Colombia - Country history and economic development

1821. Gaining independence from the Spanish empire, Colombia emerges from colonial rule as part of Gran Colombia, together with Venezuela, Ecuador, and Panama.

1859. Emergence of the Liberal Party. Tobacco accounts for 28 percent of exports while gold's share is down to 33 percent.

1860S-70s. Liberal constitution establishes liberal economic principles and quasi-federal autonomy to provinces. The 1870s marks efforts in railroad building. The Conservative Party is founded. By late 1870s coffee production, carried by rail and financed by banks, becomes even more important.

1886. A conservative constitution is promulgated, marking a major swing toward a more centralized state.

1898. Coffee reaches 50 percent of exports.

1899. Colombia's greatest civil war ruins the country. Coffee-producing areas are greatly affected, and chaos shakes the economy.

1903. Panama is separated as a consequence of the war, supported by U.S. intervention. After the war, Congress reforms monetary system, budget, customs, tariff legislation, and some protectionist policies .

1904-09. Rule of dictator Rafael Reyes. His conservative administration starts reconstruction under economic orthodoxy.

1910-30. Bipartisan consensus emerges with constitutional reform. Paper money is banned, and minority party representation established. Coffee production takes place on larger farms, and has a greater impact on the domestic economy.

1920s. A strong coffee export trend (11.3 percent of world production by 1930) allows for the tripling of public spending, mostly in infrastructure.

1930-46. Known as the Liberal Republic, this is a period of social reform, slower economic development, and growing tension between the parties. The collapse of coffee prices is partially compensated for by greater exports and the strengthening of domestic industry. Liberal dissident Jorge Eliecer Gaitan rises to prominence.

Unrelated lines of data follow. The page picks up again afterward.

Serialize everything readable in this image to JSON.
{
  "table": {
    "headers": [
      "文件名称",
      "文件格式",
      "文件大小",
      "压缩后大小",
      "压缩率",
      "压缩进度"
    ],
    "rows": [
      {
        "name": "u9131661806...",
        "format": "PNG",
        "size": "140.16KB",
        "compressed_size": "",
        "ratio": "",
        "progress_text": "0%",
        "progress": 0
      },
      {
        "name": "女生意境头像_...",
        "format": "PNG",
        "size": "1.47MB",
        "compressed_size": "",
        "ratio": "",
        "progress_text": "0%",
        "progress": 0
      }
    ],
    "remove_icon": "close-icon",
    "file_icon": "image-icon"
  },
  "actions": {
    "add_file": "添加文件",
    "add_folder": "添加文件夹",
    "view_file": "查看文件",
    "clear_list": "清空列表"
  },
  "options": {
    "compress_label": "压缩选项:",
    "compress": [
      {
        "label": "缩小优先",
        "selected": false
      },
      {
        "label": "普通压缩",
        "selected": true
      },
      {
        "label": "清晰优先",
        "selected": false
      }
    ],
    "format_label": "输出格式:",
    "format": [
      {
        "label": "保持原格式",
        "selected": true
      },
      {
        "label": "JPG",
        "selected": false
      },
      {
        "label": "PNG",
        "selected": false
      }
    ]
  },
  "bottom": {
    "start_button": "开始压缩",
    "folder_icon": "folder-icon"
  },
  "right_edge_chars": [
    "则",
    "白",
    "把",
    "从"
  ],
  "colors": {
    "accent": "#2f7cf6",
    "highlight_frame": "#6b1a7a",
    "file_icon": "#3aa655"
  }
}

1946. Split in Liberal party ends the period of liberal rule. Gaitan dominates the Liberal party.

1948. Assassination of Gaitan leads to a virtual civil war known as "The Violence" (1948-66).

1950. Extreme Conservative Laureano Gomez comes to power, unleashing terror against liberal insurgencies in the countryside. Exports start a diminishing trend.

1953. A military coup supported by both traditional parties brings in General Rojas Pinilla. Political calm is affected by a downturn in coffee prices and a weak economic performance.

1958. Beginning of the National Front, under which Liberals and Conservatives alternate the presidency and share government posts at all levels.

1960s. After economic difficulties and currency instability, the largest post-war economic expansion period comes after 1964.

1969. Colombia joins the Andean Pact, a trading agreement among several South American countries.

1974-84. A period of economic instability and political stability. An increase in coffee prices reduces foreign exchange constraints, allowing an upward trend in income, lower unemployment, and an increase in international reserves. After 1980, a collapse in coffee prices produces slow growth, an industrial setback, rising unemployment, and an increase in deficits.

1987-89. Political violence starts again; prominent politicians are kidnapped or assassinated by drug dealers trying to overthrow the government.

1990-94. The Cesar Gaviria administration opens up the economy and leads the approval of a new constitution.

1994-98. The Ernesto Samper administration begins under accusations of campaign financing by drug dealers. The pace of economic reforms slow down, while the narcotics business and the guerrilla activities grow.

1998-2000. Peace negotiations with the guerrillas begin under President Andrés Pastrana. Plan Colombia against illicit drug production and trafficking is launched.